Quand des choses étranges se passent dans un quartier de Buenos Aires, des enquêteurs du paranormal et un ancien flic décident d’ouvrir une enquête des plus terrifiantes.


Avis de John Roch :
Le sous genre du film de fantômes a beau lieu avoir envahi nos écrans depuis plus d’une décennie, voire deux si l’on prend en compte la vague principalement constituée de remake de métrages Nippon qui poserons malgré eux les codes des Insidious et compagnie, le succès est encore au rendez-vous et encore pour un petit moment jusqu’à ce que la mode change. Et il serait temps, tant cette vague ne donne plus rien de consistant et ne se base plus que sur les jump scares pour attirer un public plus portée sur la jeunesse et ceux qui ne regardent pas de films d’horreur que sur celui des initiés. Il faut dire que ce genre n’effraie plus, pas plus qu’il parvient à divertir. La faute en premier lieux aux fameuses jump scares, celles-ci fonctionnes toutes désormais sur le même schéma (le son qui se coupe brutalement ? Jump scare ! Un personnage qui s’éloigne de quelques centimètres des autres ? Jump scare ! Un plan qui dure trois seconde de plus que les autres ? Jump scare ! T’as pas de talent ? Jump scare !), quand elle ne sont pas grillées d’avance (le plan séquence au début de Conjuring 2 qui annonce TOUTES les jump scares à venir, ou tout simplement la majorité des productions du genre), ou si moisies que le réalisateur en case des tonnes histoire d’être sur qu’à un moment l’auditoire sursaute (le remake de Patrick et ses quadruples jump scares). Une abondance et une facilité qui pointe surtout le vrai nœud du problème : beaucoup peuvent se vanter de faire sursauter son public, mais combien ont réussi à faire flipper en se reposant avant tout sur l’ambiance ? Demián Rugna fait partie de ces metteurs en scène qui ont réussi le pari avec Terrified, Aterrados de son nom original, qui si il n’invente et ne révolutionne rien, n’en demeure pas moins un petit coup dans la fourmilière pour ceux qui ont découvert le métrage sur grand écran lors de sa tournée en festivals pendant laquelle il a raflé plusieurs prix, et oui ça valait vraiment le coup. Forcement, sur la petite lucarne le film perd un peu de sa superbe, reste que si l’on se met dans les bonnes conditions, cela ne l’empêche pas d’être terriblement efficace dans son genre.
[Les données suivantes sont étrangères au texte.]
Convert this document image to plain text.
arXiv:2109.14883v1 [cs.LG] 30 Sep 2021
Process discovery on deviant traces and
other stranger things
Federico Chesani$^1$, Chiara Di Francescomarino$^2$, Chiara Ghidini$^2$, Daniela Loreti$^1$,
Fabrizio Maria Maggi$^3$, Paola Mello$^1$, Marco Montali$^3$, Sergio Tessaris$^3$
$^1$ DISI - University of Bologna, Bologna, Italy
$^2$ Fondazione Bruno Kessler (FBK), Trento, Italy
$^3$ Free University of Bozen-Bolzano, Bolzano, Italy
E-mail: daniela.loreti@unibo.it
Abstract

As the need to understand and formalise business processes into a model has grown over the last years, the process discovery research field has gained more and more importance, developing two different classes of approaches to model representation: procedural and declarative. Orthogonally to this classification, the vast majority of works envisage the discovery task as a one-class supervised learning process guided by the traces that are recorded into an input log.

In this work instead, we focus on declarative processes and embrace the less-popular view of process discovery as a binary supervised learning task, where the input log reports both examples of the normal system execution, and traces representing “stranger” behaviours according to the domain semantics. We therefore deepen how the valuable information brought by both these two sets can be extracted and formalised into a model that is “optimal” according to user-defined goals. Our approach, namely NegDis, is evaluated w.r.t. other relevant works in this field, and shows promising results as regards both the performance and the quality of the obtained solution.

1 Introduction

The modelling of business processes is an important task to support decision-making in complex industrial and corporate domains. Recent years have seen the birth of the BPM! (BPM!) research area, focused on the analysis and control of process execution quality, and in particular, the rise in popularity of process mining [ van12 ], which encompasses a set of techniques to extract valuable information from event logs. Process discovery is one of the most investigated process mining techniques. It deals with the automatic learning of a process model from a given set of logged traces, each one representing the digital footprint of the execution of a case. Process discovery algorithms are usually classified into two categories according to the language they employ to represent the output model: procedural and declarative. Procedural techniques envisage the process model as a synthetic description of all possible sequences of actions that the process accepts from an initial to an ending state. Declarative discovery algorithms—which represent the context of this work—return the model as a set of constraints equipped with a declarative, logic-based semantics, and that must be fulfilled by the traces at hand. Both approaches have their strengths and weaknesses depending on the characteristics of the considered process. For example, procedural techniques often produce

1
Aterrados part d’un pitch classique et déjà vu : des fantômes terrorisent les habitants d’un quartier de banlieue, des enquêteurs médiums viennent y faire un tour pour vérifier la véracité de ces apparitions ectoplasmiques et ils ne vont pas être déçus du voyage. Avec ce postulat de base qui tient sur un bout de nappe, Demián Rugna ne réinvente pas la roue mais en tire son maximum pour faire passer la pilule et la linéarité de son script, et ça fonctionne grâce à des personnages qui s’éloignent des stéréotypes du genre et caractérisés de façon certes simple mais ce qu’il faut pour ne pas se retrouver face à des coquilles vides, mais aussi a une structure qui amène un peu d’épaisseur au récit. Structure qui se rapproche des films à sketch, ce qu’est au final le métrage dans sa première partie. Celle-ci est composée de trois grosses scènes qui sont introduites, développées et conclues, sans oublier qu’elles font partie d’un tout, qui se rejoignent dans une seconde partie qui fait office de gros final dans lequel les événements qui ont précédé et les questions laissées en suspend trouvent un écho. En parlant de questions, ne cherchez pas une explication aux soudaines apparitions des fantômes car il y en a aucune, Demián Rugna se repose sur le seul et unique point de vue de sa poignée de protagonistes qui est partagé avec le spectateur. Les seules choses que vous apprendrez sont les mêmes qu’apprennent les personnages, qui disposent de quelques petites théories pour justifier la chose sans pour autant nous donner de clés dont ils ne disposent de toute façon pas. L’effet est double, d’une part cela permet une sorte d’immersion dans le métrage, où le spectateur est à niveau égal aux personnages dans le sens où il n’y a aucune intervention ou point de vue extérieur pour nous prendre par la main. D’autre part cela permet au réalisateur de se débarrasser de tout artifice et d’aller à l’essentiel, à savoir foutre la pétoche.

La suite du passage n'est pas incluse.